As crypto has taken off over the past few years, we’ve seen drastic ups and downs in the market. When you’ve invested money into cryptocurrencies, seeing the prices dip can undoubtedly trigger panic. Do you HODL for dear life? Buy the dip? Cut your losses?
As it turns out, the market dips can actually be a positive when it comes to crypto and taxes. It’s merely a matter of moving when the market moves with a strategy called tax-loss harvesting. The concept is simple: Sell your crypto assets when in loss positions to offset your capital gains.
Michelle O’Connor is VP of Marketing at TaxBit, which provides cryptocurrency tax automation software to enterprises, consumers and government entities.
Crypto traders who take advantage of tax-loss harvesting can potentially save hundreds, if not thousands, of dollars on their taxes. Once you understand how to move with the market, you won’t hodl through those dips again.
Crypto tax-loss harvesting is the selling of cryptocurrency assets that are in loss positions to offset capital gains. Since every sale or trade of an appreciated asset triggers a taxable capital gain, many crypto traders find themselves owing a rather large sum of money in taxes at the end of the year. These taxable capital gains can be offset with strategic capital losses, which is exactly what tax-loss harvesting does.
Crypto tax-loss harvesting, when done right, can not only lower your tax liability, but in some cases, it can actually help you get a tax refund. To use tax-loss harvesting to the fullest extent, keep these tips in mind:
Wash-sale rules prevent a taxpayer from selling a security at a loss and buying back the same asset within 30 days. The good news for cryptocurrency traders is that wash-sale rules don’t currently apply to crypto. When the market dips, you can sell your assets at a loss and buy them back to offset your capital gains.

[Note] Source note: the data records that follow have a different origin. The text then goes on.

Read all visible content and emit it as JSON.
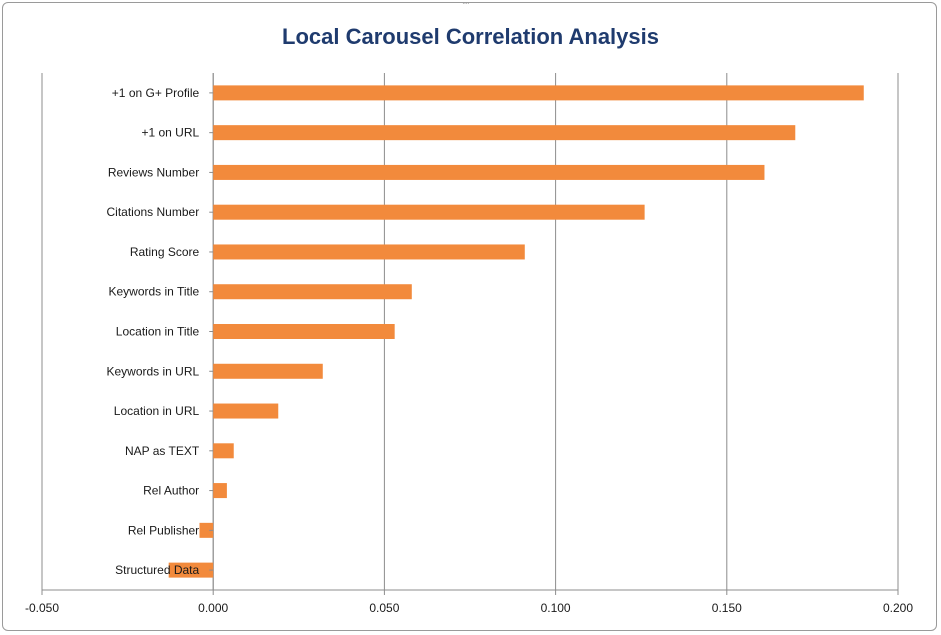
{
  "chart_data": {
    "type": "bar",
    "orientation": "horizontal",
    "title": "Local Carousel Correlation Analysis",
    "categories": [
      "+1 on G+ Profile",
      "+1 on URL",
      "Reviews Number",
      "Citations Number",
      "Rating Score",
      "Keywords in Title",
      "Location in Title",
      "Keywords in URL",
      "Location in URL",
      "NAP as TEXT",
      "Rel Author",
      "Rel Publisher",
      "Structured Data"
    ],
    "values": [
      0.19,
      0.17,
      0.161,
      0.126,
      0.091,
      0.058,
      0.053,
      0.032,
      0.019,
      0.006,
      0.004,
      -0.004,
      -0.013
    ],
    "xlim": [
      -0.05,
      0.2
    ],
    "xticks": [
      "-0.050",
      "0.000",
      "0.050",
      "0.100",
      "0.150",
      "0.200"
    ],
    "xtick_values": [
      -0.05,
      0.0,
      0.05,
      0.1,
      0.15,
      0.2
    ],
    "grid": "vertical major gridlines",
    "legend": "none",
    "bar_color": "#f28a3c",
    "title_color": "#1f3b6e"
  }
}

Many people choose to harvest their losses only once a year at the end of the year. When it seems clear that an asset isn’t going to show a profit before the year ends, then they’ll consider harvesting the loss for tax purposes.
However, with crypto’s wild price swings throughout the year, that strategy leaves money on the table. Instead, take advantage of the price dips throughout the year, and you’ll reap much greater tax savings.
If you have capital losses left over after netting them against your capital gains for the year, you can deduct up to $3,000 of them from your ordinary income. And, any additional losses beyond that can be carried over to future tax years to offset capital gains. This is a great way to rake in even more savings, since ordinary income tax rates can be as high as 37%.
Keep in mind that while tax-loss harvesting allows you to strategically defer and lessen your crypto taxes, it doesn’t allow you to skip out on taxes altogether. For this reason, it’s important to remember that long-term capital gains are taxed at a more favorable rate than short term capital gains. If you have both long- and short-term capital gains of a certain cryptocurrency, it is more beneficial to first harvest the short-term capital losses and offset your short-term gains. You may consider holding on to your long-term capital gains to get a more favorable tax rate when you do decide to sell.
It’s also important to note that you are only allowed to offset long-term capital losses against long-term capital gains and short-term capital losses against short-term capital gains. After you’ve offset losses of the same type, you can use either long-term or short-term capital losses against short-term capital gains.
When you properly understand how to use cryptocurrency tax-loss harvesting, you can realize considerably more tax savings than when you hodl. By applying these tips, you’ll be able to use market dips to your advantage, and potentially even get a tax refund.